Еще ни раз он обратиться к этой игрушке с советом, именно ей он будет читать свои первые стихи, бесхитростные и надуманные одновременно… Да, литература привлекала его с детства. Но серьёзно до 21 года он ею не увлекался.
Да и знал он куда больше своих сверстников, ибо по-настоящему читать начал даже до того, как мать, которую на месяц отправили отдыхать в лагерь на берегу влажного, пасмурного, поросшего соснами курорта, один раз, вернувшись в свой домик, не обнаружила Франю, насупленного и увлеченного, исправно перелистывавшего своими пухлыми пальчиками толстый том Каверина.
Тогда мать не придала внимания этому факту, просто подумала. Мальчик балуется. Изображает взрослого. Но вот изображать взрослого мальчик начал намного позже.
Мать, постоянно пропадала на работе, на которой, кстати, работала главным инженером одной радиоэлектронной фабрики. Отец вообще жил в другом городе, нередко навещал маленького Франю, и порой увозил к себе, в царство природы и поселкового минимализма. Поселок городского типа, где обитал его папа, был небольшим, буквально в три дома, за которыми скрывалась дорога, ведущая в никуда. Буквально, а не в переносном смысле. Ибо она упиралась в засохшее болотистое поле, которое отдали сельчанам под огороды. Почва была глинистая, и летом, во время засушливой до тошноты погоды, превращалась в пустынную равнину, из которой то тут, то там пробивались, засохшие ростки огурцов и жухлые перья моркови, словно одинокие, брошенные солдаты вселенской армии, оставленные на медленную погибель, драгуны, пехотинцы, совсем как в том бумажном конструкторе, который привезла ему однажды тетка из украинского городка, вот как их видел тогда Франя.
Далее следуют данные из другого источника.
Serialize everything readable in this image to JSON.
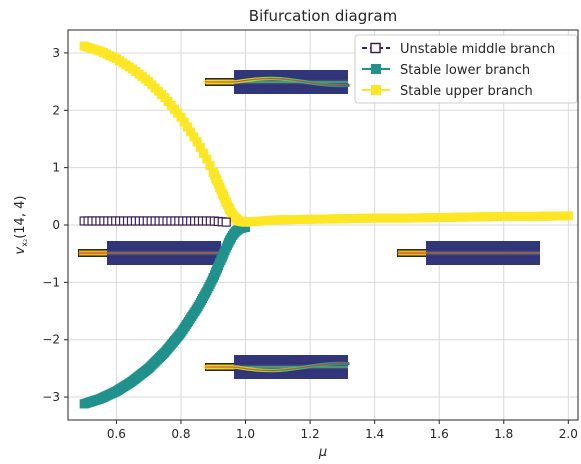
{
  "chart_data": {
    "type": "line",
    "title": "Bifurcation diagram",
    "xlabel": "μ",
    "ylabel_main": "v",
    "ylabel_sub": "x₂",
    "ylabel_args": "(14, 4)",
    "xlim": [
      0.45,
      2.03
    ],
    "ylim": [
      -3.4,
      3.4
    ],
    "xticks": [
      0.6,
      0.8,
      1.0,
      1.2,
      1.4,
      1.6,
      1.8,
      2.0
    ],
    "xtick_labels": [
      "0.6",
      "0.8",
      "1.0",
      "1.2",
      "1.4",
      "1.6",
      "1.8",
      "2.0"
    ],
    "yticks": [
      -3,
      -2,
      -1,
      0,
      1,
      2,
      3
    ],
    "ytick_labels": [
      "−3",
      "−2",
      "−1",
      "0",
      "1",
      "2",
      "3"
    ],
    "grid": true,
    "legend_position": "top-right",
    "series": [
      {
        "name": "Unstable middle branch",
        "color": "#3f1f58",
        "marker": "open-square",
        "x": [
          0.5,
          0.52,
          0.54,
          0.56,
          0.58,
          0.6,
          0.62,
          0.64,
          0.66,
          0.68,
          0.7,
          0.72,
          0.74,
          0.76,
          0.78,
          0.8,
          0.82,
          0.84,
          0.86,
          0.88,
          0.9,
          0.92,
          0.94
        ],
        "y": [
          0.07,
          0.07,
          0.07,
          0.07,
          0.07,
          0.07,
          0.07,
          0.07,
          0.07,
          0.07,
          0.07,
          0.07,
          0.07,
          0.07,
          0.07,
          0.07,
          0.07,
          0.07,
          0.07,
          0.07,
          0.07,
          0.06,
          0.05
        ]
      },
      {
        "name": "Stable lower branch",
        "color": "#21918c",
        "marker": "filled-square",
        "x": [
          0.5,
          0.55,
          0.6,
          0.65,
          0.7,
          0.75,
          0.8,
          0.85,
          0.88,
          0.9,
          0.92,
          0.94,
          0.95,
          0.96,
          0.97,
          0.98,
          0.99,
          1.0
        ],
        "y": [
          -3.12,
          -3.03,
          -2.9,
          -2.72,
          -2.5,
          -2.22,
          -1.88,
          -1.45,
          -1.15,
          -0.92,
          -0.66,
          -0.4,
          -0.28,
          -0.18,
          -0.11,
          -0.07,
          -0.05,
          -0.04
        ]
      },
      {
        "name": "Stable upper branch",
        "color": "#fde725",
        "marker": "filled-square",
        "x": [
          0.5,
          0.55,
          0.6,
          0.65,
          0.7,
          0.75,
          0.8,
          0.85,
          0.88,
          0.9,
          0.92,
          0.94,
          0.95,
          0.96,
          0.97,
          0.98,
          1.0,
          1.05,
          1.1,
          1.2,
          1.3,
          1.4,
          1.5,
          1.6,
          1.7,
          1.8,
          1.9,
          2.0
        ],
        "y": [
          3.12,
          3.03,
          2.9,
          2.72,
          2.5,
          2.22,
          1.88,
          1.45,
          1.15,
          0.92,
          0.66,
          0.4,
          0.28,
          0.18,
          0.11,
          0.07,
          0.05,
          0.07,
          0.09,
          0.1,
          0.11,
          0.12,
          0.12,
          0.13,
          0.14,
          0.15,
          0.15,
          0.16
        ]
      }
    ]
  },
  "insets": [
    {
      "name": "inset-top",
      "profile": "wave-down"
    },
    {
      "name": "inset-left",
      "profile": "straight"
    },
    {
      "name": "inset-right",
      "profile": "straight"
    },
    {
      "name": "inset-bottom",
      "profile": "wave-up"
    }
  ]
}
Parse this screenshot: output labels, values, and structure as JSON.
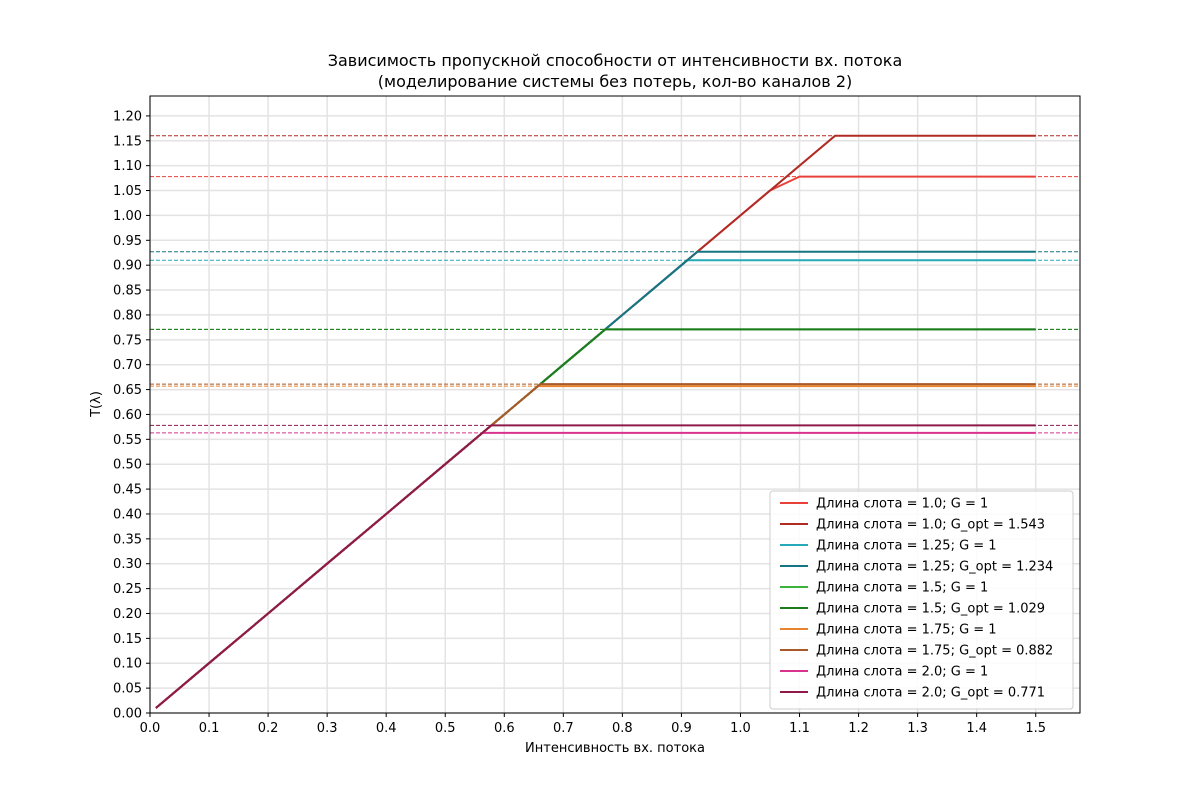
{
  "chart_data": {
    "type": "line",
    "title": "Зависимость пропускной способности от интенсивности вх. потока",
    "subtitle": "(моделирование системы без потерь, кол-во каналов 2)",
    "xlabel": "Интенсивность вх. потока",
    "ylabel": "T(λ)",
    "xlim": [
      0.0,
      1.575
    ],
    "ylim": [
      0.0,
      1.24
    ],
    "x_ticks": [
      "0.0",
      "0.1",
      "0.2",
      "0.3",
      "0.4",
      "0.5",
      "0.6",
      "0.7",
      "0.8",
      "0.9",
      "1.0",
      "1.1",
      "1.2",
      "1.3",
      "1.4",
      "1.5"
    ],
    "y_ticks": [
      "0.00",
      "0.05",
      "0.10",
      "0.15",
      "0.20",
      "0.25",
      "0.30",
      "0.35",
      "0.40",
      "0.45",
      "0.50",
      "0.55",
      "0.60",
      "0.65",
      "0.70",
      "0.75",
      "0.80",
      "0.85",
      "0.90",
      "0.95",
      "1.00",
      "1.05",
      "1.10",
      "1.15",
      "1.20"
    ],
    "grid": true,
    "legend_position": "lower-right",
    "series": [
      {
        "name": "Длина слота = 1.0; G = 1",
        "color": "#e8413a",
        "plateau": 1.078,
        "values": [
          [
            0.01,
            0.01
          ],
          [
            0.1,
            0.1
          ],
          [
            0.2,
            0.2
          ],
          [
            0.3,
            0.3
          ],
          [
            0.4,
            0.4
          ],
          [
            0.5,
            0.5
          ],
          [
            0.6,
            0.6
          ],
          [
            0.7,
            0.7
          ],
          [
            0.8,
            0.8
          ],
          [
            0.9,
            0.9
          ],
          [
            1.0,
            1.0
          ],
          [
            1.05,
            1.05
          ],
          [
            1.1,
            1.078
          ],
          [
            1.2,
            1.078
          ],
          [
            1.3,
            1.078
          ],
          [
            1.4,
            1.078
          ],
          [
            1.5,
            1.078
          ]
        ]
      },
      {
        "name": "Длина слота = 1.0; G_opt = 1.543",
        "color": "#b22a24",
        "plateau": 1.16,
        "values": [
          [
            0.01,
            0.01
          ],
          [
            0.1,
            0.1
          ],
          [
            0.2,
            0.2
          ],
          [
            0.3,
            0.3
          ],
          [
            0.4,
            0.4
          ],
          [
            0.5,
            0.5
          ],
          [
            0.6,
            0.6
          ],
          [
            0.7,
            0.7
          ],
          [
            0.8,
            0.8
          ],
          [
            0.9,
            0.9
          ],
          [
            1.0,
            1.0
          ],
          [
            1.1,
            1.1
          ],
          [
            1.16,
            1.16
          ],
          [
            1.2,
            1.16
          ],
          [
            1.3,
            1.16
          ],
          [
            1.4,
            1.16
          ],
          [
            1.5,
            1.16
          ]
        ]
      },
      {
        "name": "Длина слота = 1.25; G = 1",
        "color": "#26a9b8",
        "plateau": 0.91,
        "values": [
          [
            0.01,
            0.01
          ],
          [
            0.1,
            0.1
          ],
          [
            0.2,
            0.2
          ],
          [
            0.3,
            0.3
          ],
          [
            0.4,
            0.4
          ],
          [
            0.5,
            0.5
          ],
          [
            0.6,
            0.6
          ],
          [
            0.7,
            0.7
          ],
          [
            0.8,
            0.8
          ],
          [
            0.9,
            0.9
          ],
          [
            0.91,
            0.91
          ],
          [
            1.0,
            0.91
          ],
          [
            1.1,
            0.91
          ],
          [
            1.2,
            0.91
          ],
          [
            1.3,
            0.91
          ],
          [
            1.4,
            0.91
          ],
          [
            1.5,
            0.91
          ]
        ]
      },
      {
        "name": "Длина слота = 1.25; G_opt = 1.234",
        "color": "#167583",
        "plateau": 0.927,
        "values": [
          [
            0.01,
            0.01
          ],
          [
            0.1,
            0.1
          ],
          [
            0.2,
            0.2
          ],
          [
            0.3,
            0.3
          ],
          [
            0.4,
            0.4
          ],
          [
            0.5,
            0.5
          ],
          [
            0.6,
            0.6
          ],
          [
            0.7,
            0.7
          ],
          [
            0.8,
            0.8
          ],
          [
            0.9,
            0.9
          ],
          [
            0.927,
            0.927
          ],
          [
            1.0,
            0.927
          ],
          [
            1.1,
            0.927
          ],
          [
            1.2,
            0.927
          ],
          [
            1.3,
            0.927
          ],
          [
            1.4,
            0.927
          ],
          [
            1.5,
            0.927
          ]
        ]
      },
      {
        "name": "Длина слота = 1.5; G = 1",
        "color": "#3cb43c",
        "plateau": 0.771,
        "values": [
          [
            0.01,
            0.01
          ],
          [
            0.1,
            0.1
          ],
          [
            0.2,
            0.2
          ],
          [
            0.3,
            0.3
          ],
          [
            0.4,
            0.4
          ],
          [
            0.5,
            0.5
          ],
          [
            0.6,
            0.6
          ],
          [
            0.7,
            0.7
          ],
          [
            0.771,
            0.771
          ],
          [
            0.8,
            0.771
          ],
          [
            0.9,
            0.771
          ],
          [
            1.0,
            0.771
          ],
          [
            1.1,
            0.771
          ],
          [
            1.2,
            0.771
          ],
          [
            1.3,
            0.771
          ],
          [
            1.4,
            0.771
          ],
          [
            1.5,
            0.771
          ]
        ]
      },
      {
        "name": "Длина слота = 1.5; G_opt = 1.029",
        "color": "#1c7d1c",
        "plateau": 0.771,
        "values": [
          [
            0.01,
            0.01
          ],
          [
            0.1,
            0.1
          ],
          [
            0.2,
            0.2
          ],
          [
            0.3,
            0.3
          ],
          [
            0.4,
            0.4
          ],
          [
            0.5,
            0.5
          ],
          [
            0.6,
            0.6
          ],
          [
            0.7,
            0.7
          ],
          [
            0.771,
            0.771
          ],
          [
            0.8,
            0.771
          ],
          [
            0.9,
            0.771
          ],
          [
            1.0,
            0.771
          ],
          [
            1.1,
            0.771
          ],
          [
            1.2,
            0.771
          ],
          [
            1.3,
            0.771
          ],
          [
            1.4,
            0.771
          ],
          [
            1.5,
            0.771
          ]
        ]
      },
      {
        "name": "Длина слота = 1.75; G = 1",
        "color": "#e8842f",
        "plateau": 0.657,
        "values": [
          [
            0.01,
            0.01
          ],
          [
            0.1,
            0.1
          ],
          [
            0.2,
            0.2
          ],
          [
            0.3,
            0.3
          ],
          [
            0.4,
            0.4
          ],
          [
            0.5,
            0.5
          ],
          [
            0.6,
            0.6
          ],
          [
            0.657,
            0.657
          ],
          [
            0.7,
            0.657
          ],
          [
            0.8,
            0.657
          ],
          [
            0.9,
            0.657
          ],
          [
            1.0,
            0.657
          ],
          [
            1.1,
            0.657
          ],
          [
            1.2,
            0.657
          ],
          [
            1.3,
            0.657
          ],
          [
            1.4,
            0.657
          ],
          [
            1.5,
            0.657
          ]
        ]
      },
      {
        "name": "Длина слота = 1.75; G_opt = 0.882",
        "color": "#a8592a",
        "plateau": 0.661,
        "values": [
          [
            0.01,
            0.01
          ],
          [
            0.1,
            0.1
          ],
          [
            0.2,
            0.2
          ],
          [
            0.3,
            0.3
          ],
          [
            0.4,
            0.4
          ],
          [
            0.5,
            0.5
          ],
          [
            0.6,
            0.6
          ],
          [
            0.661,
            0.661
          ],
          [
            0.7,
            0.661
          ],
          [
            0.8,
            0.661
          ],
          [
            0.9,
            0.661
          ],
          [
            1.0,
            0.661
          ],
          [
            1.1,
            0.661
          ],
          [
            1.2,
            0.661
          ],
          [
            1.3,
            0.661
          ],
          [
            1.4,
            0.661
          ],
          [
            1.5,
            0.661
          ]
        ]
      },
      {
        "name": "Длина слота = 2.0; G = 1",
        "color": "#d9338f",
        "plateau": 0.563,
        "values": [
          [
            0.01,
            0.01
          ],
          [
            0.1,
            0.1
          ],
          [
            0.2,
            0.2
          ],
          [
            0.3,
            0.3
          ],
          [
            0.4,
            0.4
          ],
          [
            0.5,
            0.5
          ],
          [
            0.563,
            0.563
          ],
          [
            0.6,
            0.563
          ],
          [
            0.7,
            0.563
          ],
          [
            0.8,
            0.563
          ],
          [
            0.9,
            0.563
          ],
          [
            1.0,
            0.563
          ],
          [
            1.1,
            0.563
          ],
          [
            1.2,
            0.563
          ],
          [
            1.3,
            0.563
          ],
          [
            1.4,
            0.563
          ],
          [
            1.5,
            0.563
          ]
        ]
      },
      {
        "name": "Длина слота = 2.0; G_opt = 0.771",
        "color": "#8e1a4a",
        "plateau": 0.578,
        "values": [
          [
            0.01,
            0.01
          ],
          [
            0.1,
            0.1
          ],
          [
            0.2,
            0.2
          ],
          [
            0.3,
            0.3
          ],
          [
            0.4,
            0.4
          ],
          [
            0.5,
            0.5
          ],
          [
            0.578,
            0.578
          ],
          [
            0.6,
            0.578
          ],
          [
            0.7,
            0.578
          ],
          [
            0.8,
            0.578
          ],
          [
            0.9,
            0.578
          ],
          [
            1.0,
            0.578
          ],
          [
            1.1,
            0.578
          ],
          [
            1.2,
            0.578
          ],
          [
            1.3,
            0.578
          ],
          [
            1.4,
            0.578
          ],
          [
            1.5,
            0.578
          ]
        ]
      }
    ]
  }
}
Почему-то тянуло его и на мелкую грязную лужу, которая находилась недалеко от соседских гаражей. Туда обычно местные механизаторы выкидывали старые покрышки, от машин, от тракторов… Частенько так же туда скидывали всяческий механический хлам. Вещи для подростка безусловно ритуальные. Хотя доподлинно не известно, что больше привлекало подростка, то ли останки старых тракторов, толи существа, которые обитали во многом множестве в озере и вокруг него. Однажды, под старой доской, которая служила одновременно и мостиком и пристанью для бумажных корабликов Франи, он вытащил нечто необычное. Это оказались уже деформировавшиеся останки местного пса, который умер в своей каморке, расположившейся в дальнем конце гаражного кооператива, то ли от грусти (городок был настолько маленьким, что и красть никто не решался) то ли от старости.
Череп пса впервые навел юного Франю на мысли о смерти. За этим странным артефактом, символом вселенского катабасиса пролегала тропинка через ручей, по деревянному мостику-трапу. По старинному обычаю, который Франя ценил чуть-ли не как религиозный обряд, она и только она соединяла этот его чудесный мир с другим миром. Миром живых, миром, где на старом, залитом маслом и запруженном озере, собравшись в стайку, орды зеленые лягушек выводили чудные рулады. И, возможно, именно возможность перейти эту деревянную тропку, или сидеть, наслаждаясь своим чудесным заброшенным миром, означало для него тогда свободу.